Need a quick recommendation about my business. I am running a beauty salon, and it's been almost 3 years. Someone suggested me to create a website for my business. Here is the website for my business: https://www.newmebeauty.com.au/

Now what? It's been six months, but I am not getting any business from my website. But recently a digital marketing company outreached me named "Folio Manager" and they suggested me some online marketing stuff i.e., SEO & SMM. I don't know much about this stuff, but they thoroughly explained that how these marketing tactics will help me in getting business online.
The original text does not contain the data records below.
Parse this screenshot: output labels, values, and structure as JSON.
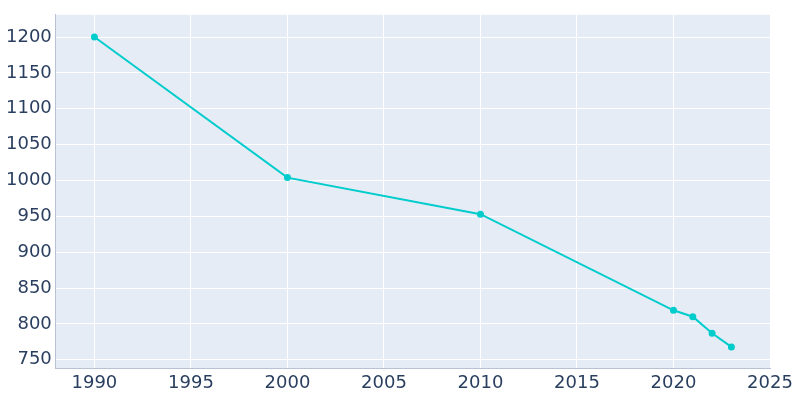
{
  "chart_data": {
    "type": "line",
    "x": [
      1990,
      2000,
      2010,
      2020,
      2021,
      2022,
      2023
    ],
    "values": [
      1200,
      1004,
      953,
      819,
      810,
      787,
      768
    ],
    "color": "#00cccc",
    "marker": "circle",
    "xlim": [
      1988,
      2025
    ],
    "xticks": [
      1990,
      1995,
      2000,
      2005,
      2010,
      2015,
      2020,
      2025
    ],
    "ylim": [
      738,
      1231
    ],
    "yticks": [
      750,
      800,
      850,
      900,
      950,
      1000,
      1050,
      1100,
      1150,
      1200
    ],
    "grid": true
  }
}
I just want you to guys help me in selecting one of their plans. Which one should I get? SEO Services Or SMM Services?


----------



## MKanth (Nov 10, 2014)

Do on your own joining local groups, try to give some suggestions/ run free hair cut every wednesday something like that. Run a contenst, make some youtube videos that show how good ur styles are....like this, but dont spend money on facebook, insta or paying others for SEO, it is waste of ur money. All the best!


----------



## ElizabethLarrson (Sep 9, 2021)

Thanks, @MKanth for the suggestions. I guess, Youtube & local groups will help me in growing my business!


----------



## ohhelpusgod (Sep 17, 2021)

word of mouth is key, give your current customers incentives to spread the word through discounts or promotions.
Youtube is great but slow, you need to back it up with other online social media, tiktok, Facebook what ever is free and covers local people to your area, no point advertising to another country or another state if they can't come to you.
your website is just an advertisement so get your car vinyl wrapped with your logo and web address, put up posters of the same imaging locally, pay for a billboard locally but keep your imagery simple and consistent across all of your signage, including shop frontage, get a real estates board put up in your front yard. I looked at your website and feel your shop front is lacking and not obvious enough, remember cars drive by at speed and if they don't see flashing lights or a huge easy to read in a flash sign then forget it, it's a blur, people on foot might notice but I think your signage is far too small, sorry. too many words and I didn't notice a web address and if there is one there then that is how effective it is.
the colour needs to pop, these subdued colours don't work to get any attention.
can you put an "A" frame on footpath? daily specials on a blackboard section, make it huge and bright coloured.
I'd cover the whole front of the shop with one big logo rather then a small logo on every other panel of glass.
Also the name should be simplified, "New Me Salon" and get the acronym out there too!
"Welcome to N.M.S your one stop beauty salon.
Advertise on local radio, get a catchy jingle and a sexy calming voice over and run 15 second and 30 ad via local radio to start and branch out to main stream once funds allow. T.V next! always include your web address on everything.
if you make a radio ad put the jingle on your website too, link up everything with all of the things.
even mail box drops to cover current and surrounding suburbs if done cleverly can help! 
just my 2 cents, good luck!


----------